There is an inherent conflict between the mediator and the agents. The mediator is far sighted and would like agents to experiment with unfamiliar arms even if they are a-priori inferior. Agents, on the other hand, are myopic and want to pull the arm that maximizes the payoff in the given round. Thus, when a mediator recommends which arm to choose he must account for the fact that his recommendation will not be adopted.  In my thesis I analyze optimal protocols for the mediator that account for the conflict of interest and the incentives of the agents.


 Kremer et al. [2014] are the first to introduce such a model. They study a basic setting in which agents are completely isolated and cannot observe each other. They identify a protocol that is incentive compatible for the agents but is also asymptotically optimal. For the mediator in the sense that the mediator can steer the agents towards the optimal arm.

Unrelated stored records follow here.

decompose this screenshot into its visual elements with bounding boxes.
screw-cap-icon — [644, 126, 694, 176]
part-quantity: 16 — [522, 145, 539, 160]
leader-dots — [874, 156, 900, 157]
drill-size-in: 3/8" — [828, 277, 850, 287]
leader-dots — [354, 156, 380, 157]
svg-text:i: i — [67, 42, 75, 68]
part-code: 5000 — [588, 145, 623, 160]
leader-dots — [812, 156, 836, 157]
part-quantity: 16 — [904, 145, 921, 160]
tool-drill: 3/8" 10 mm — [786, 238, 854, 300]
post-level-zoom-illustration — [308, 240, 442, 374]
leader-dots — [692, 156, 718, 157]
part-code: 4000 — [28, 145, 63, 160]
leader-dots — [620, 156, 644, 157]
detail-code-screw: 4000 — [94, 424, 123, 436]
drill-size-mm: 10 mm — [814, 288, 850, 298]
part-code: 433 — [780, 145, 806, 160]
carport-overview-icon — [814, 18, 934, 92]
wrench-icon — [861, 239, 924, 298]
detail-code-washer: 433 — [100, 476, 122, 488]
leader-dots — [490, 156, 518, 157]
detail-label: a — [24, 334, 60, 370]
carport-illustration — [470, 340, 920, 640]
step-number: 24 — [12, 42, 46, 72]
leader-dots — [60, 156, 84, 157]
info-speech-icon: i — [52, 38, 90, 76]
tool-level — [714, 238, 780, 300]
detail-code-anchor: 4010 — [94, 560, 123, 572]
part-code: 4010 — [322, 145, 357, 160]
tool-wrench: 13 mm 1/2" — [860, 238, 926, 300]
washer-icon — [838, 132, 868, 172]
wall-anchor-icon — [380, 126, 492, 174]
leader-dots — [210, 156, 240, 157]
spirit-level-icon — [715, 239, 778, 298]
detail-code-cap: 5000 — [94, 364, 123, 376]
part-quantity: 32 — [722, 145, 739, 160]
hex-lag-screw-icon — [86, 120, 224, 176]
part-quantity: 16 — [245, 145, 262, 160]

We extend Kremer et al. [2014] by adding a layer of a social network according to which agents can observe each other. For our first main result I assume agents can only observe each other’s’ action (and not the reward). I provide a characterization of the social network structure, in terms of a bound on how many other agents can each agent observe, for which an incentive-compatible asymptotically optimal protocol exists. I, furthermore, construct such a protocol when it exists.


Next, I consider a model where agents observe not only each other’s actions but also the rewards as well. Observing rewards complicates the challenge and so I study a specific setting where agents arrive sequentially and must pull one of two arms in order to receive a reward - a risky arm and a safe arm. In addition, each agent only observes his immediate predecessor. Once again, I provide the mediator with a recommendation algorithm that is incentive compatible and facilitates social learning.


Third, instead of considering the power of a mediator recommending agents that are connected by a social graph, we give the mediator the power to influence the connectivity of the social graph. In this part the central question we pose is whether there is a natural social graph that prevents the information cascade phenomenon. We introduce the `celebrities graph' and prove that indeed it allows for proper information aggregation in large populations even when the order at which agents decide is random and even when different issues are decided in different orders.